Louis Adran ou les sortilèges d’une nouvelle voix poétique

Un coup de cœur du Carnet

Louis ADRAN, Cinq lèvres couchées noires, Cheyne, coll. « Grands fonds », 2020, 80 p., 17 €, ISBN : 978-2-84116-281-9 

Rarement les sortilèges du verbe se font sentir avec une telle fulgurance, une telle intensité à l’occasion d’un premier recueil. Premier ouvrage publié par Louis Adran né en 1984 à Beyrouth, le recueil poétique Cinq lèvres couchées noires délivre une sidérante puissance. Entre récit placé sous le signe du mystère et magie d’une langue réinventant ses lois, le recueil campe l’errance d’un groupe de soldats jetés sur les routes des villes, des campagnes, d’une guerre dont l’auteur tait la teneur.

En exergue, un extrait du grand magicien des Lettres, Julien Gracq dont Louis Adran convoque Liberté grande, l’unique recueil poétique de l’auteur du Rivage des Syrtes, Au château d’Argol, La forme d’une ville. Disposé en deux parties, le récit poétique plante l’avancée de cinq soldats dans un monde qui fuit de toutes parts. Ode à la nuit, à la neige, aux sensations tandis que la langue se soulève en des chants d’une beauté sauvage qui privilégie une majesté non iconoclaste. C’est de l’intérieur que Louis Adran réinvente la langue, sa syntaxe, ses rythmes, ses souffles, ses découpes conceptuelles, sensorielles, non en expérimentant une prose d’avant-garde surfant sur la défaisance du dire.

L’hypnose procurée par le texte s’origine entre autres dans le balancement d’une prose articulée sur un rapprochement déroutant d’images, de sensations, de syntagmes inattendus. L’atmosphère d’attente, d’énigme fait songer à Julien Gracq, à Un balcon en forêt, avec une touche de Pierre Guyotat (Tombeau pour cinq cent mille soldats).

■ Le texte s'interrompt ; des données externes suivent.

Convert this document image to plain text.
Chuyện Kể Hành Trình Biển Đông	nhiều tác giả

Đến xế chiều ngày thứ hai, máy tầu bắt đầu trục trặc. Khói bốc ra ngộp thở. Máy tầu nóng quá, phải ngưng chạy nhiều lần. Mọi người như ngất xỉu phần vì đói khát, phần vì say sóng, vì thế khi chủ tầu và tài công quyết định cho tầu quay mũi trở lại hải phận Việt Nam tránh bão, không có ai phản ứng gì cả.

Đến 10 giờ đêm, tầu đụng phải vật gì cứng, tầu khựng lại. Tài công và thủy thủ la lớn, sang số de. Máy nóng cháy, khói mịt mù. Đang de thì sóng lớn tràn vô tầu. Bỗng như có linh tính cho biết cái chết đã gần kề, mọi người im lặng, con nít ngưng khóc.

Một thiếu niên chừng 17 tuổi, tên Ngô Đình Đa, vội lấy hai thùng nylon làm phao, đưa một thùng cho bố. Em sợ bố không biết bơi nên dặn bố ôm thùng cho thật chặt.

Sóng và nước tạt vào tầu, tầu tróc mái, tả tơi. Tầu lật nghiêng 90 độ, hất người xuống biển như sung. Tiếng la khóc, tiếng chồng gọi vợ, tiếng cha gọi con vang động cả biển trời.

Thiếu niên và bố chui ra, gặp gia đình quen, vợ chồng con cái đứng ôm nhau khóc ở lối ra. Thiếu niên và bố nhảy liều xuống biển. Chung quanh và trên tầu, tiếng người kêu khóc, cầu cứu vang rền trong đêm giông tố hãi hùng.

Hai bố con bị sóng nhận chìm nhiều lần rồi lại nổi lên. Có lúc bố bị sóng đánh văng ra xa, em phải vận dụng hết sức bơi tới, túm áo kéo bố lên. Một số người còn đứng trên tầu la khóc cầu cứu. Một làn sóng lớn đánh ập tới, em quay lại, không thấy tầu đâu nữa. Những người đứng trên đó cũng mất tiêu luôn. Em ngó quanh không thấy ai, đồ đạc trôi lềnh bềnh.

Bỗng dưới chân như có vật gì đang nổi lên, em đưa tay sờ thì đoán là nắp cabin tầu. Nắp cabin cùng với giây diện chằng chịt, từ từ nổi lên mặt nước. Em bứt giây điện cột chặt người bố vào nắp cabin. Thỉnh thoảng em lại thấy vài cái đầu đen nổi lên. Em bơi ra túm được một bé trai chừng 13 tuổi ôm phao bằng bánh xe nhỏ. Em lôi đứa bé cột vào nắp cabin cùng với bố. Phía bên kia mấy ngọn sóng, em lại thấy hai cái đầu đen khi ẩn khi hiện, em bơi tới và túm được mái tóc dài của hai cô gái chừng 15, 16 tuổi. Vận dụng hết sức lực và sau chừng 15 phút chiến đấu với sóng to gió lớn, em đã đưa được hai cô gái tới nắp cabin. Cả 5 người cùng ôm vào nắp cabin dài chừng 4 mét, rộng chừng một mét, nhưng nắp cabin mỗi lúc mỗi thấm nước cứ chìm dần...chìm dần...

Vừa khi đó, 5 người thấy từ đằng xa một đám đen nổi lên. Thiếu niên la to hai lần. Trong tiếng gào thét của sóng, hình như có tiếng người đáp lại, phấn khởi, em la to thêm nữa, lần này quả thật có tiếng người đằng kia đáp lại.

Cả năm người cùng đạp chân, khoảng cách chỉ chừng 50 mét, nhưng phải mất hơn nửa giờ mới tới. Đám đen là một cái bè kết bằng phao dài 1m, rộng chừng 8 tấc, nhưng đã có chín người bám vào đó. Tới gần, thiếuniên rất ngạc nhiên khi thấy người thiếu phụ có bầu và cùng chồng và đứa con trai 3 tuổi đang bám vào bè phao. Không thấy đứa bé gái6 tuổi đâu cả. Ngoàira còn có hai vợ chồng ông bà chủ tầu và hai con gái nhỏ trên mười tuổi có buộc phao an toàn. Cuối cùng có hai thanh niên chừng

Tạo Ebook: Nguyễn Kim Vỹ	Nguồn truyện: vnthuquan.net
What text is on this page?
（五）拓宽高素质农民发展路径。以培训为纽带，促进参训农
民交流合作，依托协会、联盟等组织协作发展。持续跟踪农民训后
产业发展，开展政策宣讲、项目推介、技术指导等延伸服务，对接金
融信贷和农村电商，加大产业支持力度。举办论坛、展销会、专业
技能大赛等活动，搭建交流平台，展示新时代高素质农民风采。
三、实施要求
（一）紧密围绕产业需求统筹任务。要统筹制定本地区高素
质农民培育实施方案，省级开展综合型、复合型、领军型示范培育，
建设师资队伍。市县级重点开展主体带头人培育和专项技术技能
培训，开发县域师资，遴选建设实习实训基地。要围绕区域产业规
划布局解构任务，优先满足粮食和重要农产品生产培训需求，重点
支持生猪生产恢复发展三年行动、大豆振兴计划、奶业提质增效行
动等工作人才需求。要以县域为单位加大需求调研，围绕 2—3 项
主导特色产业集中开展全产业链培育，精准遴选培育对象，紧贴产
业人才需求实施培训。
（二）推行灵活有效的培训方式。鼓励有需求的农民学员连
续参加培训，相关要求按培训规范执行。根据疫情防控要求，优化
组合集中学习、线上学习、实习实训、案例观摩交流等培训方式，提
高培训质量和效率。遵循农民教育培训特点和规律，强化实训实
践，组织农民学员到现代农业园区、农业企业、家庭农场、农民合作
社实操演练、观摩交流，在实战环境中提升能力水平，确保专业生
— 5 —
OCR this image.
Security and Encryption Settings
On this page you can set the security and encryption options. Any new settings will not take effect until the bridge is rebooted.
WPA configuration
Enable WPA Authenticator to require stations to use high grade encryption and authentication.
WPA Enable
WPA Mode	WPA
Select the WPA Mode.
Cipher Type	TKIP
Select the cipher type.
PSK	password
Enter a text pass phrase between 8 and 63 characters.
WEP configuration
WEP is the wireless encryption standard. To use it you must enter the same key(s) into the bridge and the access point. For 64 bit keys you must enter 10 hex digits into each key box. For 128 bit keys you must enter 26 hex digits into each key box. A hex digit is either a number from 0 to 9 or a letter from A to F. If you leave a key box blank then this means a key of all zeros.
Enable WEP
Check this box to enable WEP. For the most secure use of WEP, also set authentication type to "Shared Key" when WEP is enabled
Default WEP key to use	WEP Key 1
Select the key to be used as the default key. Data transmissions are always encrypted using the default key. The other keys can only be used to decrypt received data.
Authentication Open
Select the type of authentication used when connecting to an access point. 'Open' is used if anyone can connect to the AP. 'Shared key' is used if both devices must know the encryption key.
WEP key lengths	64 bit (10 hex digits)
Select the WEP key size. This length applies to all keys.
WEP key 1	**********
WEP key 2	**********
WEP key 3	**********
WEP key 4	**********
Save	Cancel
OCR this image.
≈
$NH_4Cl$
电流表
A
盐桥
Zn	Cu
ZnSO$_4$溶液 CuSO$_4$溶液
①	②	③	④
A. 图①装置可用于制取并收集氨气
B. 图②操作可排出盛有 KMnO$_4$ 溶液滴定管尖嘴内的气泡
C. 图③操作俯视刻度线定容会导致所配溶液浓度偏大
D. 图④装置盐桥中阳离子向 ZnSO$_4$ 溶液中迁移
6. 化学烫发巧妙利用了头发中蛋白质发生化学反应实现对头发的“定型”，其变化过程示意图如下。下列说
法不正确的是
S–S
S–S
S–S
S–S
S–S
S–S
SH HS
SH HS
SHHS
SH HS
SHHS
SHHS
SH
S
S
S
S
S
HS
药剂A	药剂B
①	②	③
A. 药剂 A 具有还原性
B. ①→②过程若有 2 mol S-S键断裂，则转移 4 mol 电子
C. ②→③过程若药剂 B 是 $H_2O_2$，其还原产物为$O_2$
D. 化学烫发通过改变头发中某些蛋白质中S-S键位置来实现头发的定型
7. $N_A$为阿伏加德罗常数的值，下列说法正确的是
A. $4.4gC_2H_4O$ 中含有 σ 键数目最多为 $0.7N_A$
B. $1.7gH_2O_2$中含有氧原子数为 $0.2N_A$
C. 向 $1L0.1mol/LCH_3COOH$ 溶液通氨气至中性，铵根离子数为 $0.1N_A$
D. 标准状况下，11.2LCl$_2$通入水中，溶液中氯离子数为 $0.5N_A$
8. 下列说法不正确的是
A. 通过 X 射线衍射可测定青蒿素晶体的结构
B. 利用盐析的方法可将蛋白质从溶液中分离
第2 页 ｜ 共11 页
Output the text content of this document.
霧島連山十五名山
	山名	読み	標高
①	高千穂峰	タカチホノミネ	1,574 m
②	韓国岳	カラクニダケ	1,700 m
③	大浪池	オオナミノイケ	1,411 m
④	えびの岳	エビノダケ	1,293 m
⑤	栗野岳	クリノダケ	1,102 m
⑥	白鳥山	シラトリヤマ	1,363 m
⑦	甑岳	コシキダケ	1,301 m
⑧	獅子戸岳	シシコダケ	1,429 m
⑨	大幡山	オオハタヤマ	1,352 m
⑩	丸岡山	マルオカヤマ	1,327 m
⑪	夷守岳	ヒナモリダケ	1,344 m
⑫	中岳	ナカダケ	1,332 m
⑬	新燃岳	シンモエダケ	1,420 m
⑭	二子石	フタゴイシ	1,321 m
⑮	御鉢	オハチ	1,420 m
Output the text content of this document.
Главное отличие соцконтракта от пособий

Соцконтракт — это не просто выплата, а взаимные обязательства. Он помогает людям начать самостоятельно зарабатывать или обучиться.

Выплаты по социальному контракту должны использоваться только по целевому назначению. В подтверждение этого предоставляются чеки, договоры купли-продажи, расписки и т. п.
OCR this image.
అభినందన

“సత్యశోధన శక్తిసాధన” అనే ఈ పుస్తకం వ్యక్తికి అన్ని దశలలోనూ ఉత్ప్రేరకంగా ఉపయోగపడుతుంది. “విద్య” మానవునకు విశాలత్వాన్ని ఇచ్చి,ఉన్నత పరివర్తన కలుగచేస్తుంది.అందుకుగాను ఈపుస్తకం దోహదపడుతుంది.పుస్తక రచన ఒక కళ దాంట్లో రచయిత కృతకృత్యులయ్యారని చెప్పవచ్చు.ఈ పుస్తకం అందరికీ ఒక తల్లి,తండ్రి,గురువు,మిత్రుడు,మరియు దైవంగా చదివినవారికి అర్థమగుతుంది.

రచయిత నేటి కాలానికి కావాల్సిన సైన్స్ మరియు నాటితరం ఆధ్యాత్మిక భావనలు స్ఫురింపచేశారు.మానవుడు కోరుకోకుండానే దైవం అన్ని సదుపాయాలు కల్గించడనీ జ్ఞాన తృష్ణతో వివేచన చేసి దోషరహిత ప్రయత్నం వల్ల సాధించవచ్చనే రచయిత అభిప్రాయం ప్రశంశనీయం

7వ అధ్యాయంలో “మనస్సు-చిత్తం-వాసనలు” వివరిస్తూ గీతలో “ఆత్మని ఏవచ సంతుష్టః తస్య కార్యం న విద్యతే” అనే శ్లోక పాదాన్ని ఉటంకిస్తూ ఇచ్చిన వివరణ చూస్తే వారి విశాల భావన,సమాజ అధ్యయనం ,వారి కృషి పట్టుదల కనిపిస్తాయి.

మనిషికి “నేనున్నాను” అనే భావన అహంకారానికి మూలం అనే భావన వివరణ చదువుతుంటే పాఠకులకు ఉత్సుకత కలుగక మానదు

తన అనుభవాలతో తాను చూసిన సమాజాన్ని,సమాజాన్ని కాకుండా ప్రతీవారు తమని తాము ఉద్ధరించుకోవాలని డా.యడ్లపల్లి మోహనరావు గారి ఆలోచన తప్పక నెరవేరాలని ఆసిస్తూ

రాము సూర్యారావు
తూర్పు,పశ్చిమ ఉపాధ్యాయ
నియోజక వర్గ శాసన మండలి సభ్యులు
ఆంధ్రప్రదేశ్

Si le souffle épique évoque parfois Saint-John Perse, la langue de Louis Adran est plus rugueuse, plus âpre.

nous comme des feuilles cherchant départ
comme fouillant un retrait nous allions, presque nus chasser la nuit, et le cahier sans fin des plaines 

Le retour des motifs (ceux des lèvres, de la nuit, de l’aube, de la nudité, de arbres) aiguise l’envoûtement d’une langue qui cherche à épouser la vie de la sensation — odeurs, saveurs, couleurs (dont l’importance rappelle Georg Trakl), sensualité tactile. Les linges de femmes que les soldats revêtent à la hâte, « l’auberge de ciels fous », « le tapin blond », « le trafic de paroles simples », l’alchimie des couleurs qui glisse le registre du poème dans celui du tableau, les étables où se réfugient les militaires maquillés, travestis, frères des personnages de Jean Genet… tout se brise mystérieusement à l’arrivée d’une berline qui embarque la troupe en fuite.

Nous remontant des arbres des larcins blancs, de la myrrhe et la langue répudiée, et l’œil vague relevant des aulnes blessés d’ivresse
non roulement des formes mais tombeau d’une image, et l’unique rêve d’une robe lisse pour fin perron

nous rêveuses disant marcher
vers l’étable brune et laissant
le sac mûr des gestes noirs.

Le « nous » qui rythme le recueil surgit dans la bouche du narrateur qui met en scène ses souvenirs. La guerre est là, saisie par la bande, au détour d’une évocation laissée dans l’incertain. Ni lieu précis (à l’exception d’« un Orient cassé ») ni époque circonscrite. Mais un chant recueillant l’expérience de la violence, des ruines, d’une fuite dans des plaines, des campagnes sentant la myrrhe, la sauge, l’origan.

Magnifique texte porté par une voix d’une absolue singularité, Cinq lèvres couchées noires couche le lecteur dans ses phrases dansant comme de hautes herbes folles. Questionnant le battement du dire et de sa soustraction, verbe hanté par le silence, Louis Adran impose une nouvelle voix poétique d’une beauté et d’une puissance vertigineuses. Une révélation.